I love so hard, so deeply my friends. The people that have been in my life an extended period of time. Also that I connected so deeply with. Connected. What is it? What does it mean? How does it happen? Why this person or not that one? Is it similarity, a fascination with difference, right place right time a random meeting in the world of possibility. I almost said universe, but sometimes I like to remember the sheer size of the universe. The fact that as a human being I CAN'T even comprehend it. HA. The smallness of our planet, our solar system, OUR galaxy. 

I saw one of the most amazing things when I was in Australia. I watched footage from the Hubble telescope in the largest Imax theatre in the world. It was so emotional. I was so surprised by my reaction. I would have never thought that I would have an 'emotional' reaction to such a thing. But it was so beautiful. They even showed the islands of Hawai'i from space, it was lovely. Just gorgeous. 

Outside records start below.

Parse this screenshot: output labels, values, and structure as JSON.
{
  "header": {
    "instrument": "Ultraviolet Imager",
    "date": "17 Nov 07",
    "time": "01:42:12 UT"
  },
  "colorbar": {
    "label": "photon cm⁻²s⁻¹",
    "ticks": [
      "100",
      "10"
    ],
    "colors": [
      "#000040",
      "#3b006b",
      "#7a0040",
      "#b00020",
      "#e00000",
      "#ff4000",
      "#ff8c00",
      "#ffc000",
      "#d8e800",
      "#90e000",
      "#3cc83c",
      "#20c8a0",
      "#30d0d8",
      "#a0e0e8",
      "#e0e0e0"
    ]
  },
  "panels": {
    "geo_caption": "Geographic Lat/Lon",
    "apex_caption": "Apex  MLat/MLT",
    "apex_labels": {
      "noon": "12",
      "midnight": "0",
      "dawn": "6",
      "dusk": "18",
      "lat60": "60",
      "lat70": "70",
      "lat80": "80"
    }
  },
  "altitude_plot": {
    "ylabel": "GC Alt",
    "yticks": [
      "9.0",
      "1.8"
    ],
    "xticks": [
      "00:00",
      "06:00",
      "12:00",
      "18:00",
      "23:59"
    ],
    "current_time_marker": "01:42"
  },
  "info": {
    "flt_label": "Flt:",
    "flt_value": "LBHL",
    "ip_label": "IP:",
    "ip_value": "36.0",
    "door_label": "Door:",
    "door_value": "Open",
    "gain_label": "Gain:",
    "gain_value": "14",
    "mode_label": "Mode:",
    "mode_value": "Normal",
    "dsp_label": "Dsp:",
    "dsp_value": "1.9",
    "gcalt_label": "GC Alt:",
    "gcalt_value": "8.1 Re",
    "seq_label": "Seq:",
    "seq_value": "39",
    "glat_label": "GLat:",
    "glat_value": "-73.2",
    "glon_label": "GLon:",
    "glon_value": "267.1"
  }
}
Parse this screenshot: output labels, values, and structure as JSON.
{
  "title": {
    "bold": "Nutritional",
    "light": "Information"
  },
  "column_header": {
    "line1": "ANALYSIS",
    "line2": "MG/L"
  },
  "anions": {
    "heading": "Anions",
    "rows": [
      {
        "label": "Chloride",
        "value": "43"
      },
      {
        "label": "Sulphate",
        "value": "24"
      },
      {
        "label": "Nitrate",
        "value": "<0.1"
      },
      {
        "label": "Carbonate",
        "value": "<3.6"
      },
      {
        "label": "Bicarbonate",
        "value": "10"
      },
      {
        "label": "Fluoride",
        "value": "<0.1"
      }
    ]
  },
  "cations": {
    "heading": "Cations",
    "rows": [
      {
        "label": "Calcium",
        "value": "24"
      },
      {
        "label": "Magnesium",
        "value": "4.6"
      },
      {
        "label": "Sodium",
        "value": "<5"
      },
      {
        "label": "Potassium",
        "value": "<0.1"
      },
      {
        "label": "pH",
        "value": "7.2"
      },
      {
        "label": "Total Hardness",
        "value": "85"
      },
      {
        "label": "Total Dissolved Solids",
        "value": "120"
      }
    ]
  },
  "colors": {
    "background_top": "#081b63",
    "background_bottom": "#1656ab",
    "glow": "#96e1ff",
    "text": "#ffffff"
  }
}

We'll, that was my rant for the evening. Thanks for listening.

Sunday, December 16, 2012

Wandering spirits unite

I am a wanderer of the world. Thus the title vagabond. Even within one place, I seek adventure and the unknown. I seek others' perspectives and new tastes and sounds. I've been called indecisive, irresponsible, but I think I'm just curious. What is the difference between the east and the west of Canada? The difference between the US and Canada? The difference between Hawai'i and the US? There is no true answer from a personal perspective. Mine and others' experience of these places is difference. On paper you can compare stats and government practices, and weather. But while these factors play a part in one's experience of a place, they are far from the only factor.
For me it is often the people I meet, or don't meet, and connect with. I can deal with snow, rain, humidity, being arrested for in downtown Toronto, waiting for hours in a ER, but if there's no one to go tobogganing with or bring me a snack in the waiting room, or dance in the rain with, then life is a lot harder. And I don't mean a romantic partner, just another soul floating around in the universe to have good conversations with, to make fudge with, to give you a hug.
People that live in one place and never leave seem to get so caught up in their lives that they have a hard time including newcomers. I wouldn't have survive so long as a wanderer, without all the other wanderers that have shared many beautiful moments with me.
So this post is to them, thank you for sharing your beautiful spirits with me out there is the big bad world.